Testing Results
We covered lots of testing results in Demo 1:RPI+NPU and Demo 2:FPGA+NPU. Those results focus on chip functions, system-level performance and algorithms. This tab includes more performance summary about NPU solution, and some electrical analysis.
NPU Reliability
For reliability validation, we used our RPI+NPU setup to run the inference process for 100 images and totally we obtained 4200 neurons. Each neuron is derived from hundreds of MAC operations thus totally we've gone through thousands millions of MAC operations. As shown in Figure 1, every single neruon matched with our golden model from MATLAB, indicating that our computation mechanism is trustworthy.
Figure 1. Neuron validation test
Hardware Acceleration vs Software Solution
From the very beginning, we were trying to design a hardware accelerator to accelerate matrix multiplication process. We compared the computation speed of our NPU solutions to pure software solution on RPI. Essentially we created a C program on RPI that replicates all operations that NPU would execute to complete one inference and we measured the duration of it. The comparison results are shown in Figure 2. Using a 1.2 GHz ARM processor, RPI can complete the inference process in 0.14 ms with pure CPU computation. In constrast, for our FPGA+NPU solution, we need 0.36 ms to complete one image under the highest frequency we are supporting now. It appears that we just designed a "hardware decelerator", but the CPU computation is only 2.5x faster using a 192x higher frequency, indicating that the NPU is doing the computation in a much more efficient way. The performance difference mainly comes from frequency difference.
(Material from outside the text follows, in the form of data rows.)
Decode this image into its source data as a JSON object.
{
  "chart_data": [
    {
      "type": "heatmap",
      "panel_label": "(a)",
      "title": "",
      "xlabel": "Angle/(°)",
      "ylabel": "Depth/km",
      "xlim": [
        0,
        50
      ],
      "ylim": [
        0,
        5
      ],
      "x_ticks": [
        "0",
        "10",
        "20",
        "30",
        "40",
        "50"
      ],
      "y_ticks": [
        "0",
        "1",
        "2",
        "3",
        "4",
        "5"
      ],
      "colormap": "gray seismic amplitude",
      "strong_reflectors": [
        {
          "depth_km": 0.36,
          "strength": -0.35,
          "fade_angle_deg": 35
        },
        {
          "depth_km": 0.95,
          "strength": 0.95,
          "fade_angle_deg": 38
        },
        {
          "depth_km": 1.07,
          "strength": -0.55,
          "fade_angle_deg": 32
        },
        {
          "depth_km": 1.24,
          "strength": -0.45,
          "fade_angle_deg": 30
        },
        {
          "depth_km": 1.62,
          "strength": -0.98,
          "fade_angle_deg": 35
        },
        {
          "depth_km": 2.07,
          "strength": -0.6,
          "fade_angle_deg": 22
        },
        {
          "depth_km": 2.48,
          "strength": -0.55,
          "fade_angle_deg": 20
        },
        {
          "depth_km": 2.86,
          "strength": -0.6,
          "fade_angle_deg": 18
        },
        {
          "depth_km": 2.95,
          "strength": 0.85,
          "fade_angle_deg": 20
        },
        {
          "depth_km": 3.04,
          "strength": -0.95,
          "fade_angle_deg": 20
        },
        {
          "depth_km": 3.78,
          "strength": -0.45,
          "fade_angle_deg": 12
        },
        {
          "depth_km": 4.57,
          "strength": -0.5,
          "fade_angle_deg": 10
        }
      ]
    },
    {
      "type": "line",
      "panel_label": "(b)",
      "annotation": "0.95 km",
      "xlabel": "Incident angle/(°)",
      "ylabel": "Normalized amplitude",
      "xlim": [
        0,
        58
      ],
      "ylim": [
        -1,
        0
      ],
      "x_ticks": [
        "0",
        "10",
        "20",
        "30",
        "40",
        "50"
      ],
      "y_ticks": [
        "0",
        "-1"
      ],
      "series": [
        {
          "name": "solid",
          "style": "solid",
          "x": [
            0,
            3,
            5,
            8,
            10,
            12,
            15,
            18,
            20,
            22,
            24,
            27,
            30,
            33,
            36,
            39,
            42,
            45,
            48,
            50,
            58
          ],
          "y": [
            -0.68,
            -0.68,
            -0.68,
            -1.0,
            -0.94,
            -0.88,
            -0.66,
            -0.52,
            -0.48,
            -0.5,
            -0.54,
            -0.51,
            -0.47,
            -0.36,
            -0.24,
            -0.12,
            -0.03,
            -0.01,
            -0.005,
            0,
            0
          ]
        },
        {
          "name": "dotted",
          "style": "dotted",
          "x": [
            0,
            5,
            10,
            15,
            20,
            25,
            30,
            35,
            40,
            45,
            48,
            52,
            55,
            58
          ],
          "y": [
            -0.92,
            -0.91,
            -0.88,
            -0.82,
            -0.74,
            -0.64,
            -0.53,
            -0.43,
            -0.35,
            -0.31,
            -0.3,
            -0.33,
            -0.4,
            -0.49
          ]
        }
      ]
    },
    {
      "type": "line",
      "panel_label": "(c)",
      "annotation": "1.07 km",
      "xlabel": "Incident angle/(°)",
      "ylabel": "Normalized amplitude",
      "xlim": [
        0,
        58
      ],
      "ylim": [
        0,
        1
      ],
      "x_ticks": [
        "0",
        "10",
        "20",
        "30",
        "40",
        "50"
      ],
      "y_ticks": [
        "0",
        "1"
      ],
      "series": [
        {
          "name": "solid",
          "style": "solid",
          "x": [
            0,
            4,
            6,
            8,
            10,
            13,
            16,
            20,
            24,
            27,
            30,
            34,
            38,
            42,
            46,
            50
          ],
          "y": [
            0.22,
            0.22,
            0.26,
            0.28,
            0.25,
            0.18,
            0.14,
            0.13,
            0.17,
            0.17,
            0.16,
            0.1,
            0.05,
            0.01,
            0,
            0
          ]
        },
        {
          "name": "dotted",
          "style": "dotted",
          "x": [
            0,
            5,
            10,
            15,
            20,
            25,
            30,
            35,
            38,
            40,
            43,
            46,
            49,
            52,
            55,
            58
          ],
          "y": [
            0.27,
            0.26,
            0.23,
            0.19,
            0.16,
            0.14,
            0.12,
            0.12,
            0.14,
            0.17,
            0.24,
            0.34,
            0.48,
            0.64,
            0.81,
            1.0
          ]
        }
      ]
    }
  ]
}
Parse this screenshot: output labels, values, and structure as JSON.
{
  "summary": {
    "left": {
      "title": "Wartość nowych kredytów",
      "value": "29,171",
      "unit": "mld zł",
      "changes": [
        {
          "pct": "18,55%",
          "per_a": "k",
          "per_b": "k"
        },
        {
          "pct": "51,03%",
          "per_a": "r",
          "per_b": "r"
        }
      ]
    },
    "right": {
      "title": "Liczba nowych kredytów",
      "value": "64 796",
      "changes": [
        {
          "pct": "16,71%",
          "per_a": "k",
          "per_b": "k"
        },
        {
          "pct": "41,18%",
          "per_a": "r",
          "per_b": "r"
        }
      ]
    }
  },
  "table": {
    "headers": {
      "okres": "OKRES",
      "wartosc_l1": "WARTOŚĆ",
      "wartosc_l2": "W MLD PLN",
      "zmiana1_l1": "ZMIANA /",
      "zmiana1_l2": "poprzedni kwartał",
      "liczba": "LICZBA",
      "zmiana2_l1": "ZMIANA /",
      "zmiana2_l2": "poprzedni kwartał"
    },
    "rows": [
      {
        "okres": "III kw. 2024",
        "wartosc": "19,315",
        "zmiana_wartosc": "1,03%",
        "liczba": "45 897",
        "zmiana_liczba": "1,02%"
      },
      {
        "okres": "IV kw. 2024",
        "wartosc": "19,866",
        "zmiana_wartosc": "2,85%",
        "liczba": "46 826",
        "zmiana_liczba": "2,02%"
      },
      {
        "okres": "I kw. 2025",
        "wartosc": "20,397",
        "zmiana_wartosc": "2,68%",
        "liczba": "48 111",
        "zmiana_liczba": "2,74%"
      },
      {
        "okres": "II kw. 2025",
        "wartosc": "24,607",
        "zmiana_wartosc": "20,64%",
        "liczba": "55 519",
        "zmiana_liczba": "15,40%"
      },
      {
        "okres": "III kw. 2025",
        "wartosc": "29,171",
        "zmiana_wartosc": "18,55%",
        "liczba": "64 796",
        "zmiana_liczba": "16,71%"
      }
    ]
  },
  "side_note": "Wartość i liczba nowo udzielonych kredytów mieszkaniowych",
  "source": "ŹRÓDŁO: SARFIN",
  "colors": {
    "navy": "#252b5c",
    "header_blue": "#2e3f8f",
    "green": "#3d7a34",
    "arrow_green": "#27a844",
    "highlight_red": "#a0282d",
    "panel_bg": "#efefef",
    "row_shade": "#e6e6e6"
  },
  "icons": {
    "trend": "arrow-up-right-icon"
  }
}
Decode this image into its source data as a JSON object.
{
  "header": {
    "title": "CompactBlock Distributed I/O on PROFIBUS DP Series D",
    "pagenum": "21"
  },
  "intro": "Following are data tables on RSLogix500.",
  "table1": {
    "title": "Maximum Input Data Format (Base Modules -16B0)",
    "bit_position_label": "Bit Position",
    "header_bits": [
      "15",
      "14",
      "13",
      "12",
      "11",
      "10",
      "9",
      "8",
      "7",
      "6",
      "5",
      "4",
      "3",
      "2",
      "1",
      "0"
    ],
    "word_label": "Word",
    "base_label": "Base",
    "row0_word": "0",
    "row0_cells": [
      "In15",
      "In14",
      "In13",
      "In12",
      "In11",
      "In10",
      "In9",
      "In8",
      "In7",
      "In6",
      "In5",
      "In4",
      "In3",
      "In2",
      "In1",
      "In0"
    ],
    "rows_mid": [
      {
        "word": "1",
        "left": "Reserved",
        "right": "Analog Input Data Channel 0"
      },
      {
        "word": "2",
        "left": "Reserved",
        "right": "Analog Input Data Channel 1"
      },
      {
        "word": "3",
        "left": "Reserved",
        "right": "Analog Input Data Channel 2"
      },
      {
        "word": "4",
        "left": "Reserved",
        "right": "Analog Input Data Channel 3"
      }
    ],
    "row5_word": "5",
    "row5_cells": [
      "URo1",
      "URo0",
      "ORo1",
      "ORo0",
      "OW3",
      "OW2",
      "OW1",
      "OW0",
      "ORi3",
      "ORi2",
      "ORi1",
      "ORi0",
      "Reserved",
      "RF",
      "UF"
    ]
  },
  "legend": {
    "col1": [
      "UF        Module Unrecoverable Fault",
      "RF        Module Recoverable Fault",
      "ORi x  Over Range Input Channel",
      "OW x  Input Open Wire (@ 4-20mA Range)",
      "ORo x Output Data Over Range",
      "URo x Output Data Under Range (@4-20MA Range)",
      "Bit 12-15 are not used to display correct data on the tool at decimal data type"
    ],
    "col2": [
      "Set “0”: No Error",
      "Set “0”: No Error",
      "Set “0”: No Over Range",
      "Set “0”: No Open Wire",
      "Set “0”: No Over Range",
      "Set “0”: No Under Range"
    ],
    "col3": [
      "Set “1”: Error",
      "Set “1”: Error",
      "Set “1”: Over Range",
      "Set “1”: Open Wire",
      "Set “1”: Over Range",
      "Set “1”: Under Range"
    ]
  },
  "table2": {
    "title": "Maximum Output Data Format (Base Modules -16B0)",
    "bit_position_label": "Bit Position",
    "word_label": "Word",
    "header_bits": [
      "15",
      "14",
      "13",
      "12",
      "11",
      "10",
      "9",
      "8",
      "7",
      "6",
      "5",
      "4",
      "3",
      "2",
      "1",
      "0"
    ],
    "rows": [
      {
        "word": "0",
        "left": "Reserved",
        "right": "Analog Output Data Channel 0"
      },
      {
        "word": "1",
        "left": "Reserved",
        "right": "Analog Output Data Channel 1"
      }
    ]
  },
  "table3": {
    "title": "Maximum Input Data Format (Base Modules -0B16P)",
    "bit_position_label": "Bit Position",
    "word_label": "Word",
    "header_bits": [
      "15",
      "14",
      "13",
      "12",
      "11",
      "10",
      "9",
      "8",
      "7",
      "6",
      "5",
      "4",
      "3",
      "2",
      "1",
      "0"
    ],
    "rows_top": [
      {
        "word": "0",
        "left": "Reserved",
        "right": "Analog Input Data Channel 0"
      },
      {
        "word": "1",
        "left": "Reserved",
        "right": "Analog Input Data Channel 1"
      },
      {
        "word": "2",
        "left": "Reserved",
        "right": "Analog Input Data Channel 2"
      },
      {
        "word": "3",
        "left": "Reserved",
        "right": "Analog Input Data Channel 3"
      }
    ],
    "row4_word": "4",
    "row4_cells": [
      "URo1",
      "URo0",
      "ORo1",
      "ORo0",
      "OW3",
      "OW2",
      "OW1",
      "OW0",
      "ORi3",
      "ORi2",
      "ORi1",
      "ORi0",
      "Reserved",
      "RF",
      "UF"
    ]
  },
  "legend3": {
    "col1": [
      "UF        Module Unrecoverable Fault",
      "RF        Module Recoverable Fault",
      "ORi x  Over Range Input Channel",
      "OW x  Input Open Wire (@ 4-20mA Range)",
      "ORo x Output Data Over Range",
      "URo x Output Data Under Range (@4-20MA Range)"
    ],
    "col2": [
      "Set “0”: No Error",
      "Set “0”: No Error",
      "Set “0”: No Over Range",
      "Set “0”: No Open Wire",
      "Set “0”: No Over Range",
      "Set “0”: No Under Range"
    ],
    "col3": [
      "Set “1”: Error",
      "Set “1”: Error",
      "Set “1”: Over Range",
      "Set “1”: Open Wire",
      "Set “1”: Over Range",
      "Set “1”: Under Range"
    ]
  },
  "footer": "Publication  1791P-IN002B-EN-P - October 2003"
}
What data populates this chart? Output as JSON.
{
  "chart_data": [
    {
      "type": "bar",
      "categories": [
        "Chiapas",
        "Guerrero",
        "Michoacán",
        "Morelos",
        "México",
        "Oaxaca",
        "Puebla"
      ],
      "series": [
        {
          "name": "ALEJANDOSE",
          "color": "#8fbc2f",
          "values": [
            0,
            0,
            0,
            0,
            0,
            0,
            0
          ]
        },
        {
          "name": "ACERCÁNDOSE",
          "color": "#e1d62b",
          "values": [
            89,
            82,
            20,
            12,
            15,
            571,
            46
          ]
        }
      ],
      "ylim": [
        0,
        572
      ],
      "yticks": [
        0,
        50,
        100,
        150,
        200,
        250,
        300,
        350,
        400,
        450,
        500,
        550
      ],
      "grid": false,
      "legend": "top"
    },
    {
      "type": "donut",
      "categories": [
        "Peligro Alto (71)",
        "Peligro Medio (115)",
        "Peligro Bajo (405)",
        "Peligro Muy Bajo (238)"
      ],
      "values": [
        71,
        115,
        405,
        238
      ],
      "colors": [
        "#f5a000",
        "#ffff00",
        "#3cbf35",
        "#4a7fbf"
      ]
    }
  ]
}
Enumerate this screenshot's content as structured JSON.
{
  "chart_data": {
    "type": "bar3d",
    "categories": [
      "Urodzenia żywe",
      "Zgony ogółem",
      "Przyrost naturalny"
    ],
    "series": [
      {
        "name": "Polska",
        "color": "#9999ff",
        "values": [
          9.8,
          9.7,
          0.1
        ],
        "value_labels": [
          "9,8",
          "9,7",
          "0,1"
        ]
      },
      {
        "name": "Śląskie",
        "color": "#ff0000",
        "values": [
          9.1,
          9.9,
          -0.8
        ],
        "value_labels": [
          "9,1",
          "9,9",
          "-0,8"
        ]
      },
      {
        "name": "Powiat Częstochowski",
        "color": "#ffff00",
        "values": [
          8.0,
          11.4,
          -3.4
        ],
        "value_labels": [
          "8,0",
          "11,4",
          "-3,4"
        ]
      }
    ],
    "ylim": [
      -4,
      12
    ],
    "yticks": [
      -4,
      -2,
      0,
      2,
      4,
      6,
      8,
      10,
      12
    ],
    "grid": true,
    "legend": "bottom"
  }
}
Figure 2. Hardware and software solution comparison
Electrical Parameter Measurement
Nominal supply voltage to our chip is 1.0V. We varied VDD to see whether the chip can still operate properly under a smaller voltage. It has been validated that the chip is fully functional between 0.8V to 1.2V when operating at 6.25MHz. Higher voltage has not been tested since it could damage the chip. The chip started to generate random/unpredictable results when VDD is lower than 0.8V, as the transistors become too slow.
Our nominal frequency is 10 MHz but using the current PCB it will stop working at 8.33 MHz or higher. We suspected this is a system-level VDD problem because we observed a very large VDD ringing on PCB as shown in Figure 3. We used a 2-layer PCB for our NPU thus there is no VDD plane for minimal inductance. We have 0.1uF and 4.7uF decaps for NPU but it seems that the VDD ringing has high frequency components (tens of hundres of MHz), so smaller capacitance may be required to filter this ringing out. We observed that the outputs from NPU become non-deterministic when frequency is higher than 6.25 MHz as shown in Figure 4 and 5. Large VDD ringing could cause random bit flips inside the chip thus results are different each time. We may design another version of PCB in future to address this issue.
Figure 3. Yellow: VDD, Green: One input signal
Figure 4. Green: One output port of NPU at 8.33 MHz (case 1)
Figure 5. Green: One output port of NPU at 8.33 MHz (case 2)